3                             Les procureurs généraux de l’Alberta, du Manitoba et de l’Île‑du‑Prince‑Édouard sont revenus devant notre Cour pour demander principalement des déclarations portant que les décisions passées des juges des cours provinciales sont censées valides.  Les raisons pour lesquelles une telle réparation n’est pas nécessaire ainsi que la décision de la Cour au sujet de l’autre réparation demandée par chacune de ces provinces sont exposées plus loin.  J’expliquerai également notre décision de suspendre temporairement l’application de l’exigence relative au mécanisme indépendant, objectif et efficace de détermination de la rémunération des juges.

 

A.  La doctrine de la nécessité

 


4                             Les procureurs généraux des trois provinces sont revenus devant notre Cour principalement pour solliciter des mesures supplémentaires afin que l’Affaire des juges des cours provinciales n’ait pas pour effet d’exposer toutes les décisions rendues par leur cour provinciale respective à des contestations fondées sur l’al. 11d).  Ces trois provinces ont demandé des déclarations portant que les actes et les décisions passés des juges de leurs cours provinciales sont censés valides, malgré l’absence d’indépendance de ces tribunaux.  Il n’est pas nécessaire que notre Cour prononce de telles déclarations.  Les décisions passées des cours provinciales de l’Alberta, du Manitoba et de l’Île‑du‑Prince‑Édouard ne peuvent être réexaminées sur le fondement des lacunes constitutionnelles de ces tribunaux qui ont été étudiées dans les motifs de notre Cour dans l’Affaire des juges des cours provinciales.  La règle générale selon laquelle un juge qui n’est pas impartial est inhabile à entendre une affaire connaît une exception.  Cette exception permet à un juge qui, sans elle, serait inhabile à connaître d’un litige d’entendre quand même cette affaire dans les cas où il n’y a pas de juge impartial en mesure de le remplacer.  En effet, le droit reconnaît que, dans certaines situations, il est préférable d’avoir un juge qui n’est ni indépendant ni impartial plutôt que de ne pas avoir de juge du tout.

 

5                             Cette exception, habituellement appelée «doctrine de la nécessité» ou «règle de la nécessité», s’est développée parallèlement à la règle générale de l’inhabilité.  La première décision publiée dans laquelle ce principe a été appliqué semble être une affaire décidée en 1430, dans laquelle on a statué que les juges des plaids communs n’étaient pas inhabiles à juger une action intentée contre l’ensemble de ces juges, puisqu’il n’y avait pas d’autre tribunal pouvant être saisi de l’affaire:  Year Book, 8 Hen. 6, 19b; 2 Rolle’s Abridgment (1668), à la p. 93.  Cette règle a été appliquée par les plus hauts tribunaux de plusieurs pays de common law; voir, par exemple, Dimes c.
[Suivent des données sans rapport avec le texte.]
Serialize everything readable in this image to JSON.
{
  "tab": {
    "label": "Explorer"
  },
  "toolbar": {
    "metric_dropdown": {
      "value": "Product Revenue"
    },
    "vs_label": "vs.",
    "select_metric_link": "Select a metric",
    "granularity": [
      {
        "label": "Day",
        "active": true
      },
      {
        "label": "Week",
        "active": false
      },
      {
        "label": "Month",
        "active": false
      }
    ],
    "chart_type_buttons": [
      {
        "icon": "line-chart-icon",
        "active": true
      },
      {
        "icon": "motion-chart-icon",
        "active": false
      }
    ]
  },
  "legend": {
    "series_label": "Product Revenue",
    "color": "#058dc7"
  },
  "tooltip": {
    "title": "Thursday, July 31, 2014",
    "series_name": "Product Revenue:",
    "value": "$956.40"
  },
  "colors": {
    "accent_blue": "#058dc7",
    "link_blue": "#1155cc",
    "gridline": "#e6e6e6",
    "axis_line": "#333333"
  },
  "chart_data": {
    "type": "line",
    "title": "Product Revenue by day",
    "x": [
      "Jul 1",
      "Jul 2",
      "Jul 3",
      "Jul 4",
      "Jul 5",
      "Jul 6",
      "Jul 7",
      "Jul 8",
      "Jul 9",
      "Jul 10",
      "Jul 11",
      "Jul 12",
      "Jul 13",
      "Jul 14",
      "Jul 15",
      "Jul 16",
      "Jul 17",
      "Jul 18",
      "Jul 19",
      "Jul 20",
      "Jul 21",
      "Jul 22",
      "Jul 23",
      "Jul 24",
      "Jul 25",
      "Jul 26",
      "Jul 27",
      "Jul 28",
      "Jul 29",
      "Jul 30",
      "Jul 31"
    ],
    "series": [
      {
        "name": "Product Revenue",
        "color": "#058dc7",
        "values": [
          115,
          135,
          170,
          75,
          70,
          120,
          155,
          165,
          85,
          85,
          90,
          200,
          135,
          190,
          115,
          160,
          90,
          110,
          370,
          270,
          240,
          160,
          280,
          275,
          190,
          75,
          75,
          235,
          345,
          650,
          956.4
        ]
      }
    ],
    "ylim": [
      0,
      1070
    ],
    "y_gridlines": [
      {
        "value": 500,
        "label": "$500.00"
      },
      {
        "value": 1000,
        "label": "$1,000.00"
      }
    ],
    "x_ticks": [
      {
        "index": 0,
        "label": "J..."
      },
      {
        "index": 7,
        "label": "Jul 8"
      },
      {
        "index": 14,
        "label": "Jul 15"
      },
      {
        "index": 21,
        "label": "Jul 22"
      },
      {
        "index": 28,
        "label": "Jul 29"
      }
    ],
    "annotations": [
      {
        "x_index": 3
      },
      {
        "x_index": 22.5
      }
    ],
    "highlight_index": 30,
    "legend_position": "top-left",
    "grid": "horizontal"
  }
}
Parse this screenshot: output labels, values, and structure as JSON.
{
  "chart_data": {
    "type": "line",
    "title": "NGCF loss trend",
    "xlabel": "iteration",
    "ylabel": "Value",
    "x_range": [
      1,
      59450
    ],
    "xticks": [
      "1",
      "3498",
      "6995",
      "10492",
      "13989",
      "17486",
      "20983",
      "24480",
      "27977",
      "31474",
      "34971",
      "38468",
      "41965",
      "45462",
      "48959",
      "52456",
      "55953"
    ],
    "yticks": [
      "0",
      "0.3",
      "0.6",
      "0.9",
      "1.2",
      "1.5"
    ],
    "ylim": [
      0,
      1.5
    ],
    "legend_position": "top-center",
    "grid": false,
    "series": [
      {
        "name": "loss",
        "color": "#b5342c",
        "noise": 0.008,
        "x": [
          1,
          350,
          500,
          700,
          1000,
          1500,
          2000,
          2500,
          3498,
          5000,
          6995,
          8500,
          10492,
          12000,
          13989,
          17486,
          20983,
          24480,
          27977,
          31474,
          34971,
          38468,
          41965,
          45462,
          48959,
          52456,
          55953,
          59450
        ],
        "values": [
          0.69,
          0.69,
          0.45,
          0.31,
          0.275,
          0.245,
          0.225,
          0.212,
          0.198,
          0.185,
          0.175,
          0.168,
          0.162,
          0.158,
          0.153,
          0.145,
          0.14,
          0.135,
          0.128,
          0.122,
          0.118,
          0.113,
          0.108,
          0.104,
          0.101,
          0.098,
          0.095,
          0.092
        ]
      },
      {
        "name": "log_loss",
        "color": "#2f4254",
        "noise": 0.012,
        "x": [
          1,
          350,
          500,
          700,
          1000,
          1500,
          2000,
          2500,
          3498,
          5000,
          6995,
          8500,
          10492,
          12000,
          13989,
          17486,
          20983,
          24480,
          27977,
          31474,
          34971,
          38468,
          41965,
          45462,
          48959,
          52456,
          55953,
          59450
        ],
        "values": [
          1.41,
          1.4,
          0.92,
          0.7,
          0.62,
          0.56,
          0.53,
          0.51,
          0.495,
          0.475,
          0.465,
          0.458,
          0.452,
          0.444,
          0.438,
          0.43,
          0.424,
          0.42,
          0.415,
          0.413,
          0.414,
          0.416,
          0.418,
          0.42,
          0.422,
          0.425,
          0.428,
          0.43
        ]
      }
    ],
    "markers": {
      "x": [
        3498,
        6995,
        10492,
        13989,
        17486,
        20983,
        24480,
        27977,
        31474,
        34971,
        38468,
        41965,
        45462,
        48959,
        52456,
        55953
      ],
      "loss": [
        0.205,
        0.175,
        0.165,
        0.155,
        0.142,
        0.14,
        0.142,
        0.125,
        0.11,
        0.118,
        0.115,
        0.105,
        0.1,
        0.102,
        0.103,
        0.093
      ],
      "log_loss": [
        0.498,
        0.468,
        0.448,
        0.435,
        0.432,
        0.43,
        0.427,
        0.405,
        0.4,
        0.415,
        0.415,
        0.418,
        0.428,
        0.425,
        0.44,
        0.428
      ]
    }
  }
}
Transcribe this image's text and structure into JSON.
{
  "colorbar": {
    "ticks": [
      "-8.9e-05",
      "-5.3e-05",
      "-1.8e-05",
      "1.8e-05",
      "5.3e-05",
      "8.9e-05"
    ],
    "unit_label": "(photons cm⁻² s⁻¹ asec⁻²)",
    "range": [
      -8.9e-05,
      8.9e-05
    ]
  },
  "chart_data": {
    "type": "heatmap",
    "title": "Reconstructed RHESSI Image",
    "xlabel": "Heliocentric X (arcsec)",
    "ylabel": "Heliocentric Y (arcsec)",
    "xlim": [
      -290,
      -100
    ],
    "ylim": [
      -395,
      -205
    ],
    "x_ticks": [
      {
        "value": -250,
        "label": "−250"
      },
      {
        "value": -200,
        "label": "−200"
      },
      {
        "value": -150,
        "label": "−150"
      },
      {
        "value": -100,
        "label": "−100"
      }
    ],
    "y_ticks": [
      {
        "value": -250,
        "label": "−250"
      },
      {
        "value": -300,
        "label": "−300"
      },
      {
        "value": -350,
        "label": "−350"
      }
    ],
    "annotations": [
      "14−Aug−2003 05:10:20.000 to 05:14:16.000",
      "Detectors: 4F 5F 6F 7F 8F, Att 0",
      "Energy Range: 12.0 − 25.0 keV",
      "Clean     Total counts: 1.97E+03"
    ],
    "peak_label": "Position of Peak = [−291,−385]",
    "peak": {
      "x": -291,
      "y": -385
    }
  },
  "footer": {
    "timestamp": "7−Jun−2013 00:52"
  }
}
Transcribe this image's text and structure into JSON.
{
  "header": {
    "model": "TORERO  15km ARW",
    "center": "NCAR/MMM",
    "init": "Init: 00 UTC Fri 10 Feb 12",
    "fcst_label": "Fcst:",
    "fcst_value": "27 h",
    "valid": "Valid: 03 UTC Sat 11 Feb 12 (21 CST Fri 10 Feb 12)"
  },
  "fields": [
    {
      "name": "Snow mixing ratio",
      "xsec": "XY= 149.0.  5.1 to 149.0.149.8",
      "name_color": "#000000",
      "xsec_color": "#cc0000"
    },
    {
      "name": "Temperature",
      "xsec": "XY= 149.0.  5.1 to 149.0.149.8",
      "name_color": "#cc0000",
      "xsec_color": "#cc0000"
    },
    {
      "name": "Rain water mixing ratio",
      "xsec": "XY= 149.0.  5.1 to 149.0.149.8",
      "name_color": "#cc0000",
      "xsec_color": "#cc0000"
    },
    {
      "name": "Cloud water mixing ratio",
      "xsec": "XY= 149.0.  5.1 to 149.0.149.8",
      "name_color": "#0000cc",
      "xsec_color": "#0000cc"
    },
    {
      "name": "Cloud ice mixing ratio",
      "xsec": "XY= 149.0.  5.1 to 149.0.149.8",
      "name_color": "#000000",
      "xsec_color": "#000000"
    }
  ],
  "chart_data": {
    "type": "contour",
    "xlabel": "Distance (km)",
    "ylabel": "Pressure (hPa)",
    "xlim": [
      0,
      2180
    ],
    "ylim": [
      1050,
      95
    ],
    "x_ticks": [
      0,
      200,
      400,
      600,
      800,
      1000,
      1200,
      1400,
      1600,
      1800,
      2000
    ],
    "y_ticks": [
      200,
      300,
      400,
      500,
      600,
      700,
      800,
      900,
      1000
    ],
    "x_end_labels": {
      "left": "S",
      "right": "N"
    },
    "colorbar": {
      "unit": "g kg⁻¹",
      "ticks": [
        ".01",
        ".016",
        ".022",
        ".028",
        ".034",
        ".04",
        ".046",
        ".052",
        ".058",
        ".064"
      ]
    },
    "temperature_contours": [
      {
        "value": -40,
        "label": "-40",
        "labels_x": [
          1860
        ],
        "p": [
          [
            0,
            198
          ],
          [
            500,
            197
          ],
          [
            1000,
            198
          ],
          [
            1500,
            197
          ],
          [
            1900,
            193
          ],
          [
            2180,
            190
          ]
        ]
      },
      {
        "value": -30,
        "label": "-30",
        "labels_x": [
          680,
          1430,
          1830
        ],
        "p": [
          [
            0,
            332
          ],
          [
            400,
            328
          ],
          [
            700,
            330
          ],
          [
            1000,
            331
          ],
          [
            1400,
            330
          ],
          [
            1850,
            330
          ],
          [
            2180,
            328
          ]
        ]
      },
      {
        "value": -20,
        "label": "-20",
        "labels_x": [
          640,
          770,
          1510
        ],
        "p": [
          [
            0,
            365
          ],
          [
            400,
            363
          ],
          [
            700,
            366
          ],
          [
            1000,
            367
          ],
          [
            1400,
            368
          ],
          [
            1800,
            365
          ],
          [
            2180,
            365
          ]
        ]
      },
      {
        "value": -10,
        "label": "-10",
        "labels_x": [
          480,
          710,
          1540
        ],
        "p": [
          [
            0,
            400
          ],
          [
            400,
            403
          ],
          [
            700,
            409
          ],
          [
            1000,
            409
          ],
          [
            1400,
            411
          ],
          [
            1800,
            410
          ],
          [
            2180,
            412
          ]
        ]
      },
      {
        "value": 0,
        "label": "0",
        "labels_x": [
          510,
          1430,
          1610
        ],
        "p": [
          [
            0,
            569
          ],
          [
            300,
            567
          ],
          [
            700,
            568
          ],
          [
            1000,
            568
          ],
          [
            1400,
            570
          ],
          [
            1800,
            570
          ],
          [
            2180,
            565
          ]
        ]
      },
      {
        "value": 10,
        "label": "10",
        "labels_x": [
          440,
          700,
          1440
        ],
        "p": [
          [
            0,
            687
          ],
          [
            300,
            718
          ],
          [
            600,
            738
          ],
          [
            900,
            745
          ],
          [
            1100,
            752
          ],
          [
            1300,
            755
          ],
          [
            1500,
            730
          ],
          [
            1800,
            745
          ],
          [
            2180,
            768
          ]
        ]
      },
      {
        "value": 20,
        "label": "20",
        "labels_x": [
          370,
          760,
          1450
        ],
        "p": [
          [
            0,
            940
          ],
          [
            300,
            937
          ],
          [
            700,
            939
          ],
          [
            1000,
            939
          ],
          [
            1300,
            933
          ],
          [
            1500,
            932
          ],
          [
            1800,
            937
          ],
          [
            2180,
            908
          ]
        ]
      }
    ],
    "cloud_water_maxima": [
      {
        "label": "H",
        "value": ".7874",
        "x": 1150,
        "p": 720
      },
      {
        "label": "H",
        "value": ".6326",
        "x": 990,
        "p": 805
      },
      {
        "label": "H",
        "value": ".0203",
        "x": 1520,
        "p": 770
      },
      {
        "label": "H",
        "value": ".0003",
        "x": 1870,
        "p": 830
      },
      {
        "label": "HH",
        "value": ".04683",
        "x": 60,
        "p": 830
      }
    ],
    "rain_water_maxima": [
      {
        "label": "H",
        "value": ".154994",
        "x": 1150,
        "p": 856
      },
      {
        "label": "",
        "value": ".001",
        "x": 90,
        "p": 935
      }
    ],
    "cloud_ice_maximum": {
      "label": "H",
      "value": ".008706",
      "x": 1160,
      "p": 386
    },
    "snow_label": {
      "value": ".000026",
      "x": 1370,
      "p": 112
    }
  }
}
Grand Junction Canal (Proprietors of) (1852), 3 H.L.C. 759, 10 E.R. 301; Laws c. Australian Broadcasting Tribunal (1990), 93 A.L.R. 435 (H.C.); et United States c. Will, 449 U.S. 200 (1980).  Notre Cour s’est fondée implicitement sur cette règle dans l’arrêt Beauregard c. Canada, [1986] 2 R.C.S. 56, où nous avons examiné la constitutionnalité de dispositions exigeant que les juges nommés par le gouvernement fédéral, y compris les juges de notre Cour, contribuent une partie de leur traitement au paiement du coût des pensions.

 

6                             Voici comment cette doctrine est expliquée dans Halsbury’s Laws of England (4e éd. 1989), vol. 1(1), au par. 93:

 

[traduction] Si tous les juges du seul tribunal compétent pour trancher une affaire sont susceptibles d’être frappés d’inhabilité, ils peuvent néanmoins être autorisés à entendre et à trancher cette affaire -- et même contraints de le faire -- par l’application de la doctrine de la nécessité qui existe en common law.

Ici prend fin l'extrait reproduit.